The New Zealand government has passed increased border processing levies for cruise ships despite the frantic pleas of the industry.

The New Zealand Cruise Association wrote in a statement: “The government has announced its decision on Border Processing Levies, increasing the total fees for cruise passengers from $16.03 to $27.82, effective from 01 December.

“Despite strong submissions opposing the increase, this disappointing outcome will result in over $3 million in unbudgeted costs for cruise lines this season.

“NZCA, CLIA, and our cruise line partners are actively working with Customs and other government agencies to ensure better alignment with the industry, and to ensure that any future consultation on changes are undertaken earlier allowing the industry to plan for such expenses more effectively.”

Why the fee is bad news for the industry

The increase is significant for a number of reasons. The first being the dollar amount, with the processing cost for travellers arriving from cruise ships to rise from $11.48 to $21.54, a huge 88% rise.

Furthermore, the rise is specific to those who are arriving via cruise ship. In fact, the level for air travellers will actually decrease.

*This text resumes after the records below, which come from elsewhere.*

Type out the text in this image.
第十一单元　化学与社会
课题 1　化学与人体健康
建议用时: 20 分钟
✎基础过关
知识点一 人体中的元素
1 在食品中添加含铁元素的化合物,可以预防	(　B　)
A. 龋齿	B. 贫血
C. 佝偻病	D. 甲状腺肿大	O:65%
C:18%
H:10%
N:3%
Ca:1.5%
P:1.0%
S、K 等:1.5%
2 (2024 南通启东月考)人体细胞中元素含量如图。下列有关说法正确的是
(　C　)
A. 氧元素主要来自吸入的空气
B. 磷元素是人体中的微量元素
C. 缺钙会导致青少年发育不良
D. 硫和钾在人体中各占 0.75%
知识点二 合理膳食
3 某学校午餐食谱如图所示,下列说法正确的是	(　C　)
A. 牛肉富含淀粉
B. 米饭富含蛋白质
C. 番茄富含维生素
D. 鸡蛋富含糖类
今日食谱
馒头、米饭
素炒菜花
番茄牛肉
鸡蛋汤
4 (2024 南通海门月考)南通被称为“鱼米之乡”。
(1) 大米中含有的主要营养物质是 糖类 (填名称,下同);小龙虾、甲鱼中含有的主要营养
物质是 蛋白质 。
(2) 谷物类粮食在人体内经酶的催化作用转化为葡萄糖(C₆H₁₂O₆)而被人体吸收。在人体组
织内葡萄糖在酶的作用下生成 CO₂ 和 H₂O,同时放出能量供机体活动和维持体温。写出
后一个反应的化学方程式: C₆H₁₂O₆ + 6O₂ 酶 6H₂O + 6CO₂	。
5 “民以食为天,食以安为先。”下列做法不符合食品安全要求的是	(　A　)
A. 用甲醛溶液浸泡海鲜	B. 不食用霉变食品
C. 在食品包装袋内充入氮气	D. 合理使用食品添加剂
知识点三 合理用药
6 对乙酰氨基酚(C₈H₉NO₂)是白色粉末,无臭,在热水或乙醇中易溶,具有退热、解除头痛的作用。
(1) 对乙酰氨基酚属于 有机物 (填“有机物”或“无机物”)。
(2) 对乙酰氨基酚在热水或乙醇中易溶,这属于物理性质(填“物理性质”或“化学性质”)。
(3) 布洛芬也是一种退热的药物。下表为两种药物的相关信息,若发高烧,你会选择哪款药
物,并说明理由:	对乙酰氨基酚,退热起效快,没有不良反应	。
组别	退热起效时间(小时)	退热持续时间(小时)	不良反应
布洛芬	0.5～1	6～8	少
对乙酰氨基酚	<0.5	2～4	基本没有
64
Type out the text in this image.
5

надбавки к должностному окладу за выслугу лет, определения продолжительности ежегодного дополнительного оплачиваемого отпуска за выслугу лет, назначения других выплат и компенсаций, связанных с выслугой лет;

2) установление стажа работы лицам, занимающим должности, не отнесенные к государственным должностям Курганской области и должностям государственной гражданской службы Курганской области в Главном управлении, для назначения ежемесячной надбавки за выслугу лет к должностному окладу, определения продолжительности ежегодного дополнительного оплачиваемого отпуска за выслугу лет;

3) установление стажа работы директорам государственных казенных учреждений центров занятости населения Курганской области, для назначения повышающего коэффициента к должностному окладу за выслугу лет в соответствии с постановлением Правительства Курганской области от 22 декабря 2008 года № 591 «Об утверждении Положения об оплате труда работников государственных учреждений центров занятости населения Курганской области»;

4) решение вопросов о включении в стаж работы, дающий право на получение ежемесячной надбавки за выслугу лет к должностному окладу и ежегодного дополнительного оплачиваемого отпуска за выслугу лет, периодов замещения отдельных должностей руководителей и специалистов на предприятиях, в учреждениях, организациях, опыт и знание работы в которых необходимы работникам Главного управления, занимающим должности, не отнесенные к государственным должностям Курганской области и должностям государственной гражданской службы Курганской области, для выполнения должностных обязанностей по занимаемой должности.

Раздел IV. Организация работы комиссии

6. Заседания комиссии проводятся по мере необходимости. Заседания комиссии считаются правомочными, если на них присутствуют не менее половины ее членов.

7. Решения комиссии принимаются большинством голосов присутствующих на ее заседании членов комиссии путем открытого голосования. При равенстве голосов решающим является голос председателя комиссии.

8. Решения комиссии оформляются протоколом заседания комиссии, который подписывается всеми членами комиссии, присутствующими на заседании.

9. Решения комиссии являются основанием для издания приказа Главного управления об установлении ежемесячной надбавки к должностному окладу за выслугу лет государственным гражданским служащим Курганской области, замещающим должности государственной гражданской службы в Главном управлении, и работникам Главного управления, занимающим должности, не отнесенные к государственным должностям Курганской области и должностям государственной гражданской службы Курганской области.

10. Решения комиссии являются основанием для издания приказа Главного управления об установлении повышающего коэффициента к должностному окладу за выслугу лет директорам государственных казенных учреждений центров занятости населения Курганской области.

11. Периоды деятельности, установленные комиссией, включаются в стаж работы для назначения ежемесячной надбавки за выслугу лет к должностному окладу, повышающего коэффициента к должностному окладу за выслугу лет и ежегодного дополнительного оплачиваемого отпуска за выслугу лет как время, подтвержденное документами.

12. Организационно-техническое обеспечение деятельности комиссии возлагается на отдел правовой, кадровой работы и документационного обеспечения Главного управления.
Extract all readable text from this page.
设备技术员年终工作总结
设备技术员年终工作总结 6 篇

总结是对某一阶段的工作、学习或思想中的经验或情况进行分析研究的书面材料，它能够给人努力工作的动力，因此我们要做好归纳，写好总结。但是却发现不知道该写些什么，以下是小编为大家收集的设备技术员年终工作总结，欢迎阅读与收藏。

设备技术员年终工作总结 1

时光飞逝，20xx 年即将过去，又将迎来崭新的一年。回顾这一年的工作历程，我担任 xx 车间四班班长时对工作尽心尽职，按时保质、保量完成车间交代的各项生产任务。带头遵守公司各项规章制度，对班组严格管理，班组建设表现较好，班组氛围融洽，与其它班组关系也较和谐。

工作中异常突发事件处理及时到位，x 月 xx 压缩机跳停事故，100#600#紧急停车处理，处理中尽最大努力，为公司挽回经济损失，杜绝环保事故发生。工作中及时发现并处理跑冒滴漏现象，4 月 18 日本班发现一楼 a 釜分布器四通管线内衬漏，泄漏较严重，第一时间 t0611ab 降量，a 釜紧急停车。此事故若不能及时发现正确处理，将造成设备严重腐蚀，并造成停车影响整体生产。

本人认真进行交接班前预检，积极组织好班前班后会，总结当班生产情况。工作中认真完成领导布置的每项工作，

Furthermore, the timing of the increase means that cruise lines can’t pass on the cost to their passengers, as the implementation will be instant, meaning cruise lines will have to fork up out large sums in the upcoming season that they hadn’t previously accounted for.

The New Zealand Cruise Association has provided an updated figure that states this will cost cruise lines more than $3 million over the coming season. Cruise lines have already been at odds with the New Zealand government over recent seasons, due to a number of large cruise ships being turned away from New Zealand waters due to strict biofouling regulations.

Perhaps most crucially is that this increase is arriving at an already extremely difficult time for the cruise industry, both in New Zealand and across the pacific region as a whole. Cruise lines have been pulling ships out of the region, often citing high regulatory costs, not making it an ideal time to tack on another.

For example, New Zealand is set to see about a 22% drop in cruise visitation over the upcoming season, but this number is projected to drop even further the following season.

The approval of the fee increase also represents a disconnect between industry and government, as the New Zealand Cruise Association had previously explicitly asked for the fee to be revised.

“The New Zealand Cruise Association (NZCA) is deeply concerned about the proposed 88% increase in the Customs Border Processing levy for cruise passengers by NZ Customs Service, aimed at cost recovery.

“This proposal, slated to take effect on 1 December 2024, comes at a critical time for the cruise industry, which is already experiencing a 22% reduction in passenger numbers for the 2024/2025 season due to rising operational costs in New Zealand.

“While NZCA appreciates the work that NZ Customs Service does to protect New Zealand’s border, NZCA remains committed to engaging constructively to ensure a fair and sustainable outcome for all stakeholders.

“The proposed 88% increase on 1 December 2024 will substantially impact the cruise sector as passenger sales for the 2024/2025 season have already been finalised.”

Essentially, cruise lines will see less profits in New Zealand this upcoming season due to the increased levy. Cruise lines make their deployment decisions financially and less ships and itineraries means less money for the local economy.

To pile on further, New Zealand recently tripled its international visitor levy to $100. This cost may not be specific to cruise but represents more significant costs for cruise lines who transport thousands of passengers at a time into the country.

Managing Director at Cruise Lines International Association Joel Katz made the point that extra fees arriving at a crucial time for the industry are extremely unwelcome.

“New Zealand is at a crucial juncture in its tourism recovery, facing challenges that include high operating costs and various regulatory barriers.

“While tourism levies are not uncommon globally, the recent decision to triple the International Visitor Levy to $100 could create additional hurdles at a time when the broader tourism sector is still striving to return to pre-COVID levels.

“Cruise tourism has the potential to be a cornerstone of NZ’s economic recovery. Its landscapes, culture, and welcoming people are what set NZ apart and keep visitors coming back.

“As the NZ cruise sector works to position NZ as an attractive destination for international cruise travellers, the government needs to carefully consider how additional costs and barriers may influence the deployment choice.”